La Chine est un client clé du pétrole iranien, défiant les sanctions imposées à l’Iran par les États-Unis alors que Washington cherche à étouffer ses revenus.

Le voyage d’Araghchi intervient quelques jours avant que Trump ne se rende également en Chine les 14 et 15 mai pour rencontrer le président Xi Jinping – un voyage qu’il a reporté en raison de la guerre.

L’agence de presse chinoise Xinhua s’est contentée d’indiquer que Wang avait « tenu des entretiens » avec Araghchi, sans donner plus de détails.

L’escorte militaire américaine menée ces derniers jours et demie – baptisée « Project Freedom » par Trump – a suscité des attaques iraniennes, menaçant le fragile cessez-le-feu.

L’Iran a refusé de céder le contrôle du détroit, s’en servant comme moyen de pression dans le conflit.

Les Gardiens de la révolution iraniens ont averti mardi qu’ils apporteraient une « réponse ferme » si des navires s’écartaient de la route approuvée pour traverser le détroit.

Rubio a accusé l’Iran de « prendre en otage l’économie mondiale » par ses menaces contre la navigation et la pose de mines marines, et a déclaré que Washington et ses alliés du Golfe avaient rédigé une résolution du Conseil de sécurité de l’ONU exigeant que Téhéran mette fin aux attaques et divulgue l’emplacement des mines.
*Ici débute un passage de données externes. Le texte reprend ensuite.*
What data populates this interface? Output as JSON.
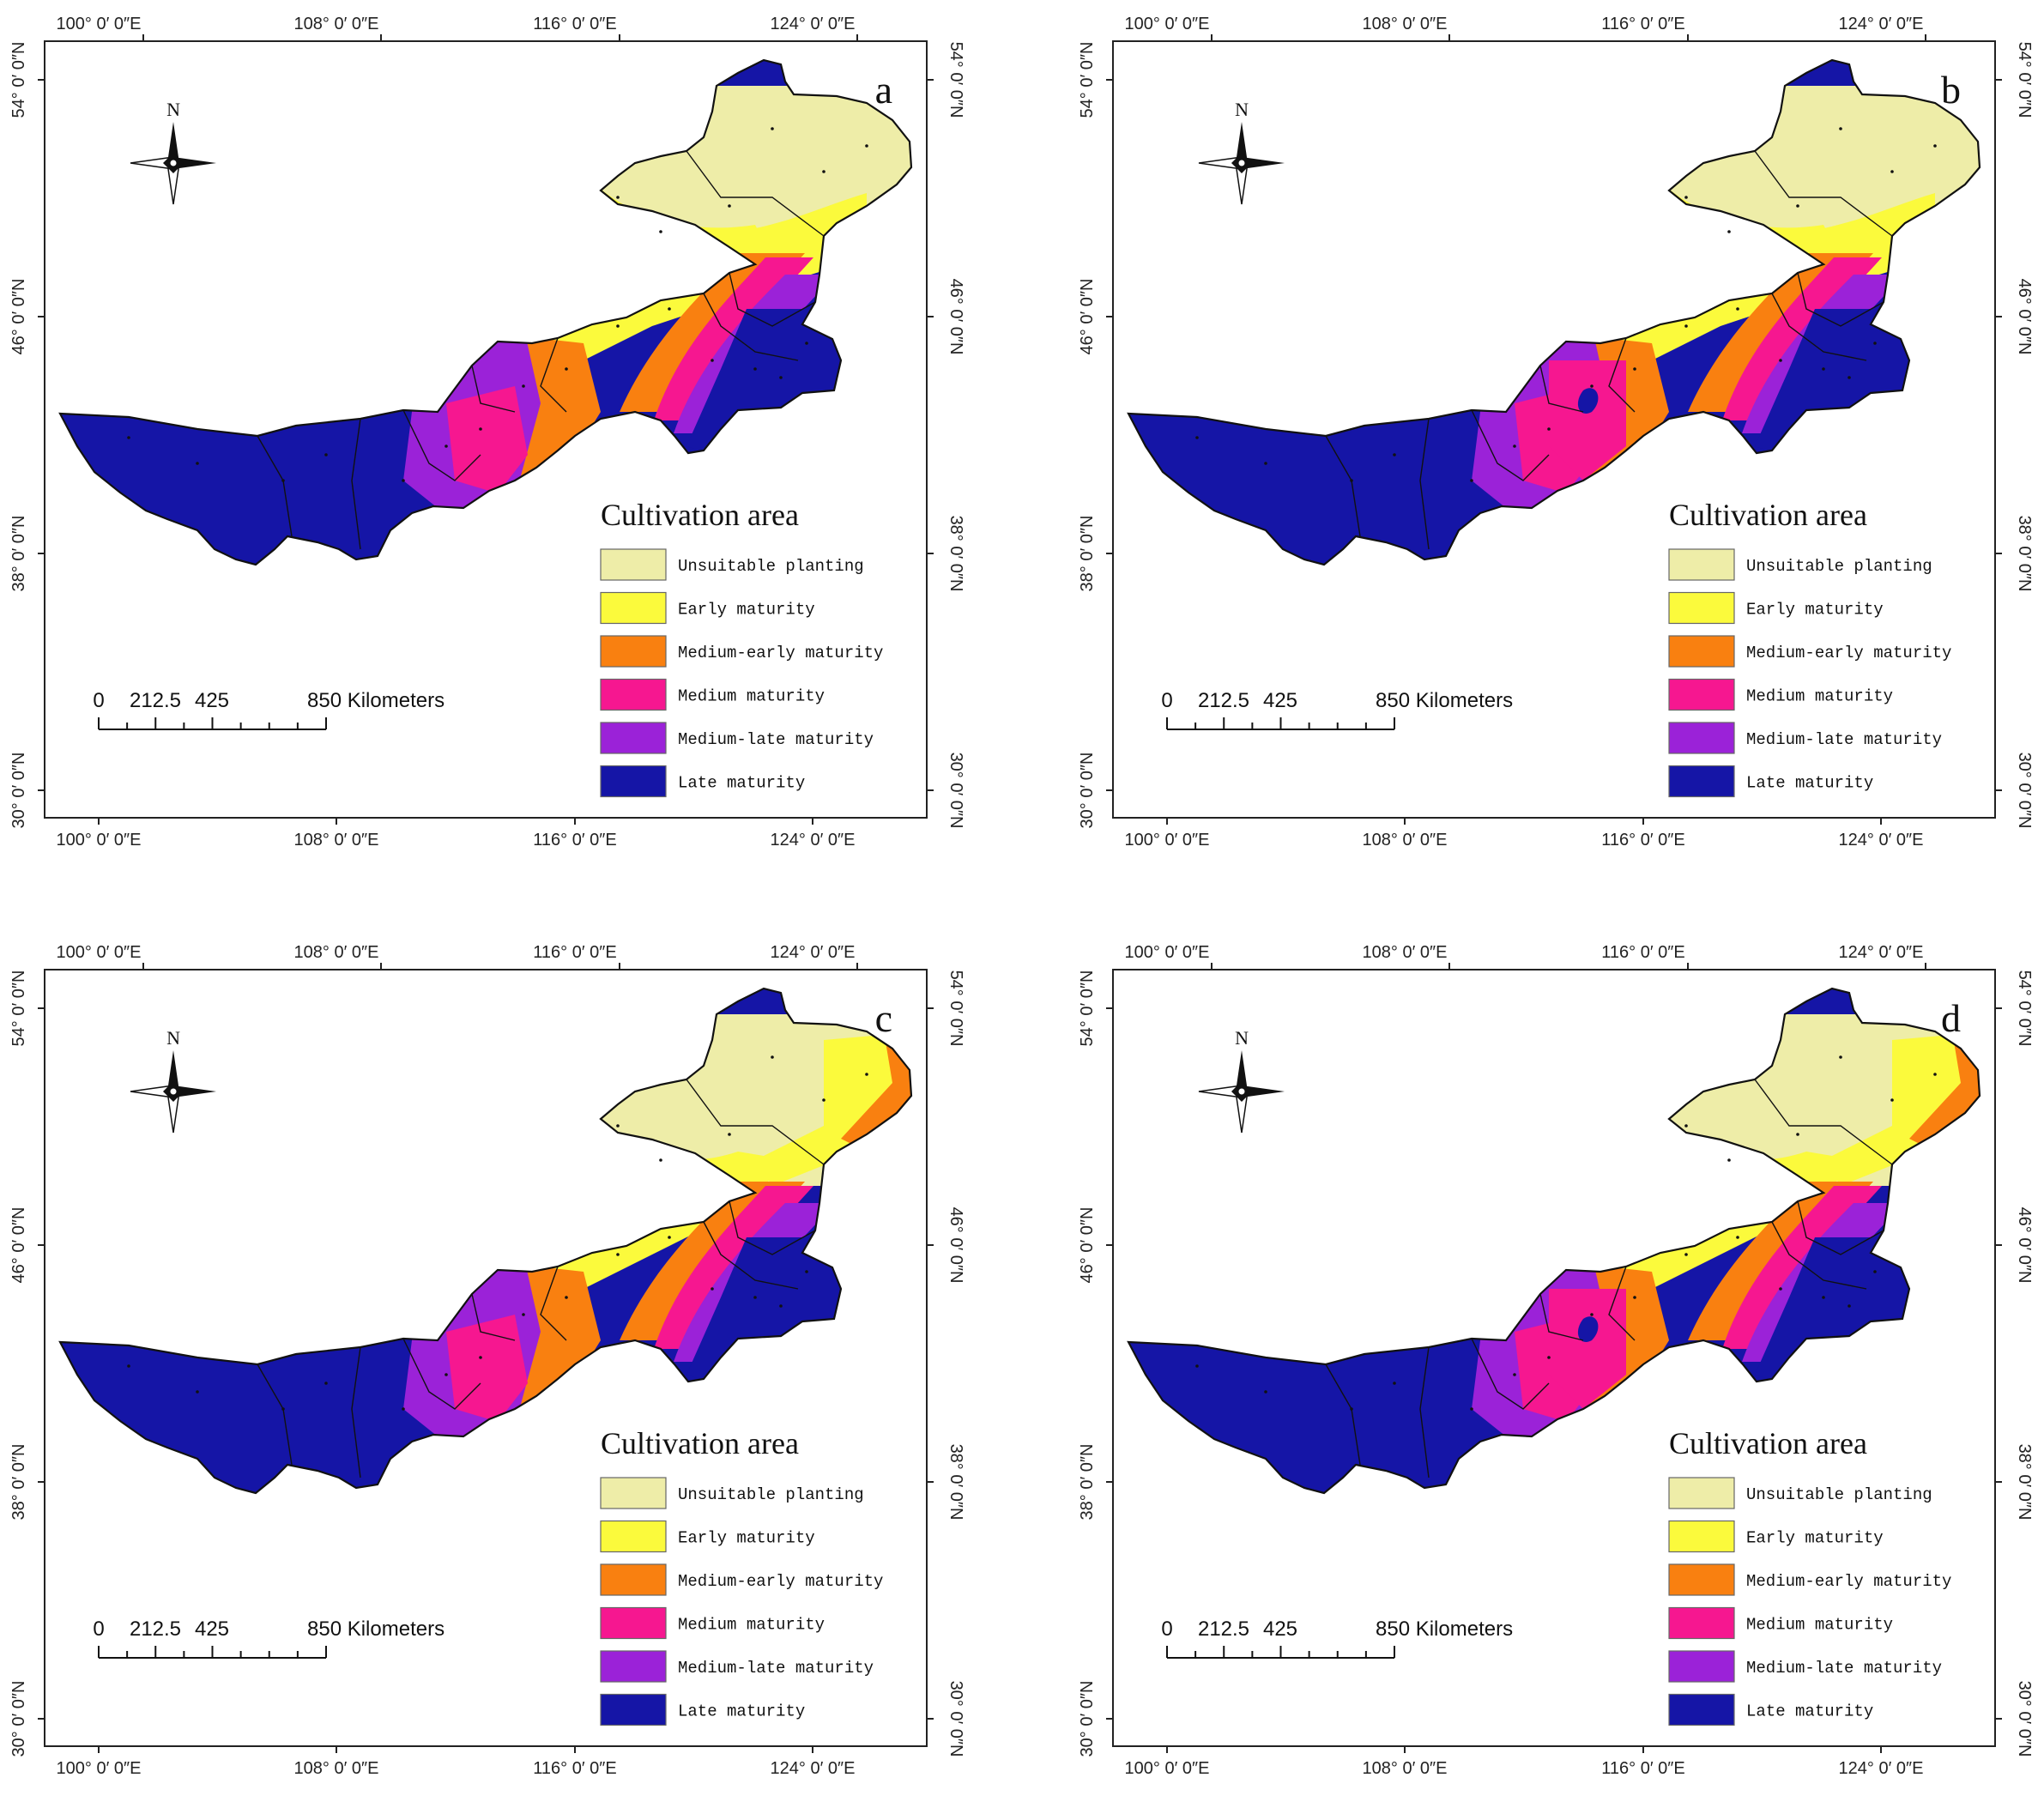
{
  "colors": {
    "unsuitable": "#EEEDA8",
    "early": "#FBFA3C",
    "medium_early": "#F98010",
    "medium": "#F61790",
    "medium_late": "#9B22D8",
    "late": "#1515A6",
    "border": "#111111"
  },
  "compass": {
    "label": "N",
    "icon": "north-arrow-compass-icon"
  },
  "axes": {
    "top_ticks": [
      "100° 0′ 0″E",
      "108° 0′ 0″E",
      "116° 0′ 0″E",
      "124° 0′ 0″E"
    ],
    "bottom_ticks": [
      "100° 0′ 0″E",
      "108° 0′ 0″E",
      "116° 0′ 0″E",
      "124° 0′ 0″E"
    ],
    "lat_ticks": [
      "54° 0′ 0″N",
      "46° 0′ 0″N",
      "38° 0′ 0″N",
      "30° 0′ 0″N"
    ]
  },
  "scale_bar": {
    "labels": [
      "0",
      "212.5",
      "425",
      "850 Kilometers"
    ],
    "values_km": [
      0,
      212.5,
      425,
      850
    ]
  },
  "legend": {
    "title": "Cultivation area",
    "items": [
      {
        "key": "unsuitable",
        "label": "Unsuitable planting"
      },
      {
        "key": "early",
        "label": "Early maturity"
      },
      {
        "key": "medium_early",
        "label": "Medium-early maturity"
      },
      {
        "key": "medium",
        "label": "Medium maturity"
      },
      {
        "key": "medium_late",
        "label": "Medium-late maturity"
      },
      {
        "key": "late",
        "label": "Late maturity"
      }
    ]
  },
  "panels": [
    {
      "letter": "a"
    },
    {
      "letter": "b"
    },
    {
      "letter": "c"
    },
    {
      "letter": "d"
    }
  ]
}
La mesure proposée exigerait également de l’Iran qu’il mette fin à ses tentatives de percevoir des droits de passage dans le détroit et qu’il soutienne la mise en place d’un couloir humanitaire, un vote étant prévu dans les prochains jours, a indiqué Rubio.

« Pression maximale »

Trump a exhorté l’Iran à « faire preuve de bon sens » et à conclure un accord, affirmant qu’il ne souhaitait pas tuer davantage d’Iraniens.

Le président iranien Masoud Pezeshkian a assuré que Téhéran restait ouvert au dialogue, mais a rejeté les exigences de « pression maximale » des États-Unis, les qualifiant d’« impossibles ».

Le chef du Pentagone, Pete Hegseth, a déclaré que les États-Unis « ne cherchaient pas la confrontation », mais a averti que toute nouvelle attaque iranienne serait confrontée à une force « écrasante et dévastatrice ».

Le chef de l’armée de l’air israélienne, Omer Tischler, a également indiqué que l’armée était prête à « déployer l’ensemble de l’armée de l’air vers l’est si nécessaire ».

Pour la deuxième journée consécutive, les Émirats arabes unis, un allié clé des États-Unis dans le Golfe, ont déclaré avoir intercepté mardi des missiles et des drones en provenance d’Iran, mais cette affirmation a été « catégoriquement » démentie par l’Iran.

« Les forces armées… n’ont lancé aucune opération impliquant des missiles ou des drones », a nié le commandement militaire iranien.

La guerre a mis à mal l’économie mondiale malgré le cessez-le-feu conclu le mois dernier.

Les cours du pétrole ont poursuivi leur baisse mercredi, le West Texas Intermediate passant brièvement sous la barre des 100 dollars le baril.